Astronomy news for the week starting Friday, February 5, 1999.

The Moon passes through its third quarter this week on Monday, the 8th, just about sunrise. The third quarter, 90 degrees behind the Sun, is high to the south in the light of the new day, a lovely time to appreciate the quartering of the orbit when the day-night division on the Moon exactly halves the lunar disk. On the night of the Saturday the 6th, the waning gibbous Moon will rise just to the northeast of Mars, the two making a fine sight in the sky after midnight, the bright star Spica to the west of them.

But first admire Venus, now moving ever higher into western twilight after sunset, so brilliant against the still-light sky that it cannot be missed. Up and to the left of Venus, find bright Jupiter. Since Venus is getting higher in the sky, and Jupiter lower, the two are closing in on each other for a close conjunction on February 23, the next couple of weeks providing a great opportunity to see planetary motion in quick action. Take the kids out to watch! Saturn then shines to the left of Jupiter, the three planets nicely outlining the ecliptic, the apparent path of the Sun.

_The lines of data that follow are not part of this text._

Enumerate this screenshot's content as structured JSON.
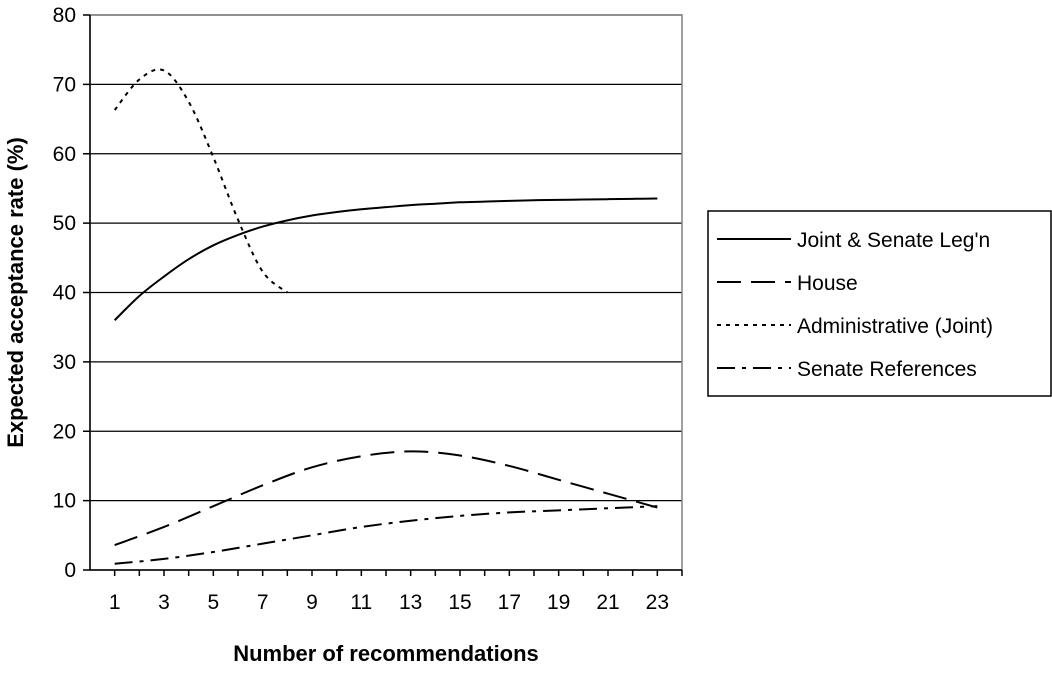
{
  "chart_data": {
    "type": "line",
    "title": "",
    "xlabel": "Number of recommendations",
    "ylabel": "Expected acceptance rate (%)",
    "xlim": [
      0,
      24
    ],
    "ylim": [
      0,
      80
    ],
    "x_ticks": [
      1,
      3,
      5,
      7,
      9,
      11,
      13,
      15,
      17,
      19,
      21,
      23
    ],
    "y_ticks": [
      0,
      10,
      20,
      30,
      40,
      50,
      60,
      70,
      80
    ],
    "grid": "horizontal",
    "legend_position": "right",
    "series": [
      {
        "name": "Joint & Senate Leg'n",
        "dash": "solid",
        "color": "#000000",
        "points": [
          [
            1,
            36
          ],
          [
            2,
            39.5
          ],
          [
            3,
            42.3
          ],
          [
            4,
            44.8
          ],
          [
            5,
            46.8
          ],
          [
            6,
            48.3
          ],
          [
            7,
            49.5
          ],
          [
            8,
            50.4
          ],
          [
            9,
            51.1
          ],
          [
            10,
            51.6
          ],
          [
            11,
            52
          ],
          [
            12,
            52.3
          ],
          [
            13,
            52.6
          ],
          [
            14,
            52.8
          ],
          [
            15,
            53
          ],
          [
            16,
            53.1
          ],
          [
            17,
            53.2
          ],
          [
            18,
            53.3
          ],
          [
            19,
            53.35
          ],
          [
            20,
            53.4
          ],
          [
            21,
            53.45
          ],
          [
            22,
            53.5
          ],
          [
            23,
            53.55
          ]
        ]
      },
      {
        "name": "House",
        "dash": "long-dash",
        "color": "#000000",
        "points": [
          [
            1,
            3.6
          ],
          [
            3,
            6.2
          ],
          [
            5,
            9.2
          ],
          [
            7,
            12.2
          ],
          [
            9,
            14.8
          ],
          [
            11,
            16.4
          ],
          [
            13,
            17.1
          ],
          [
            15,
            16.5
          ],
          [
            17,
            15
          ],
          [
            19,
            13
          ],
          [
            21,
            11
          ],
          [
            23,
            9
          ]
        ]
      },
      {
        "name": "Administrative (Joint)",
        "dash": "dotted",
        "color": "#000000",
        "points": [
          [
            1,
            66.3
          ],
          [
            2,
            70.7
          ],
          [
            3,
            72
          ],
          [
            4,
            67.5
          ],
          [
            5,
            59.5
          ],
          [
            6,
            50.5
          ],
          [
            7,
            43
          ],
          [
            8,
            40
          ]
        ]
      },
      {
        "name": "Senate References",
        "dash": "dash-dot",
        "color": "#000000",
        "points": [
          [
            1,
            0.9
          ],
          [
            3,
            1.6
          ],
          [
            5,
            2.6
          ],
          [
            7,
            3.8
          ],
          [
            9,
            5
          ],
          [
            11,
            6.2
          ],
          [
            13,
            7.1
          ],
          [
            15,
            7.8
          ],
          [
            17,
            8.3
          ],
          [
            19,
            8.6
          ],
          [
            21,
            8.9
          ],
          [
            23,
            9.2
          ]
        ]
      }
    ]
  }
}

The biggest news is of dim Pluto. The "last planet" of the Solar System, Pluto averages 40 Earth-Sun distances from the Sun, the next one in, Neptune, 30. But Pluto's orbit is oddly eccentric, allowing it to come closer to the Sun than Neptune for a brief portion of its orbital period. (The two cannot collide). At about 4 PM Central Time on January 21, 1979, Pluto moved closer to the Sun than Neptune, and for the past 20 years has been the "eighth" planet rather than the "ninth." That status will end on Thursday the 11th at 4:09 AM Central Time, when Pluto moves out farther than Neptune, where it will stay for the next 230 years. Pluto's odd orbit and small size are part of the reason for the discussion about Pluto's argued demotion from "planet" status to something else, to the largest of a huge number of "trans-Neptunian" bodies, 60 or so of which are now known.